Dans certaines armes, le fût se trouve évidé en demi-cylindre
pour servir de direction aux différentes espèces de trait.
On se sert le plus souvent d'arbalètes à jalet, dont le fût
porte un canon ou tube dans lequel on met une balle ou un caillou rond,
et qui est fendu de chaque côté, de manière à
laisser passer la corde.
Arbalète
à pied de biche (XVe siècle).
L'arbalète
se tient comme un fusil : on l'élève de la main gauche et
l'on appuie la crosse à l'épaule droite. L'index de la main
droite appuie légèrement sur une gâchette, placée
en dessous. Le projectile touche le milieu de la corde tendue; on vise
: et en tirant la gâchette; on met en liberté la corde qui
se détend violemment et lance au loin le projectile.
Le nom latin
de l'arbalète au Moyen âge
était balista. Le trait ordinaire lancé par l'arbalète
était une flèche courte et solide appelée au Moyen
âge carrel ou carreau, à cause de la forme carrée
de son fer. On appelait ce trait vireton, quand les plumes ou le
cuir dont il était empenné étaient inclinés
sur l'axe de manière à imprimer à ce projectile un
mouvement de rotation. L'arbrier, permettant d'adapter à l'arbalète
des appareils de tension susceptibles d'emmagasiner une force très
supérieure à celle que peut développer directement
la main de l'humain, on put donner à son arc une grande énergie
et à son tir une grande puissance.

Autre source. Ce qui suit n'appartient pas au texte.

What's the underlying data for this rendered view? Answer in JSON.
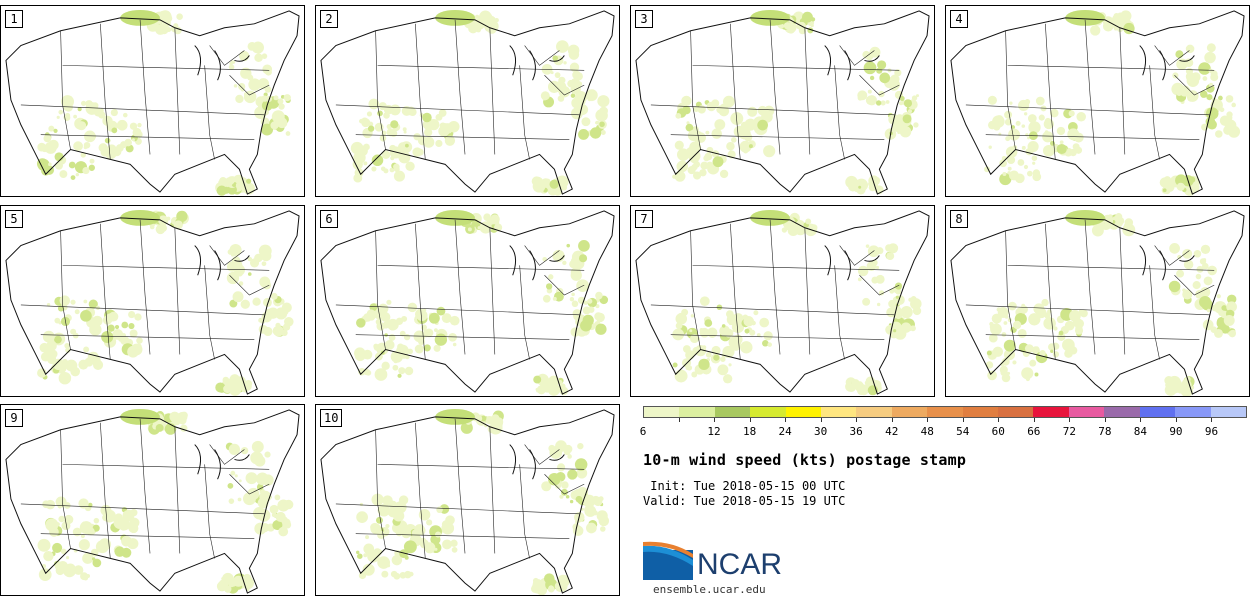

Le carreau de certaines arbalètes
pouvait, dit-on, percer un madrier de six pouces d'épaisseur.
Arbalète
à baguettes
(époque
de Louis XIV).
Quand
l'arbalète était une arme...
Bien que l'arbalète,
c.-à-dire l'arc monté sur affût,
paraisse avoir été en usage dans l'Antiquité ,
au moins comme machine de guerre de grande dimension et non portative,
ce n'est qu'à une époque relativement récente que
nos ancêtres ont employé cette arme telle que nous venons
de la décrire. Il n'en est fait mention pour la première
fois dans les armées européennes que vers la fin du Xe
siècle. On n'en voit nulle trace dans la tapisserie
de Bayeux ,
quoique un chroniqueur la mentionna à la bataille de Hastings
en 1066. La princesse Anne Commène
(1083-1148) parle, à son tour, d'un arc connu depuis peu, qu'elle
désigne sous le nom de tzagra, mais ne dit pas clairement
que ce fût l'arbalète. Vers cette époque, elle paraît
s'être répandue promptement en France ;
déjà, sous Louis le Gros (1108-1137),
l'usage en est général. En 1139, sous Louis
le Jeune, un canon du concile de Latran défend de se servir
d'une arme aussi meurtrière, entre chrétiens; on ne pourra
en faire usage que contre les infidèles. Mais cette défense
est bientôt éludée, car Richard
Coeur-de-Lion; dès 1198, rend l'arbalète à ses
gens de pied.
Arbalète
en bambou de Chine.
Boleslaus, duc de
Schweidnitz, introduit en 1286 le tir de l'arbalète dans ses Etats,
et cette arme, adoptée avec faveur par les Allemands,
atteint chez eux un haut degré de perfection. Les premières
arbalètes reproduites par la peinture
sont celles d'un manuscrit anglo-saxon du XIe
siècle, qu'on peut voir au British Museum.
Le Moyen âge
vit de nombreux modèles d'arbalètes; nous allons donner une
idée des plus employés. L'arbalète à pied
de biche portait un appareil de tension qui peut être regardé
comme le plus ancien de tous. Il se se composait d'un levier articulé
dont le petit bras muni de crochets saisissait la corde, la ramenait avec
force en arrière et l'engageait dans la noix; quand on faisait violemment
effort sur le grand bras. Cet appareil était généralement
employé pour l'arbalète de cavalerie. Un cric ordinaire formait
l'appareil de tension de l'arbalète à cric ou à
cry, et en faisait une arme plus puissante que l'arbalète à
pied de biche.
Dans l'arbalète
à tour appelée aussi de passe ou de passot,
c'est au moyen d'une moufle que le soldat portait à sa ceinture,
que s'opérait la tension de la corde. Pour cette opération,
le fût présentait à son extrémité un
étrier dans lequel le soldat soldat mettait le pied, afin de prendre
un point d'appui. Cette arme moins maniable que les deux premières,
mais supérieure en puissance, convenait surtout dans les sièges.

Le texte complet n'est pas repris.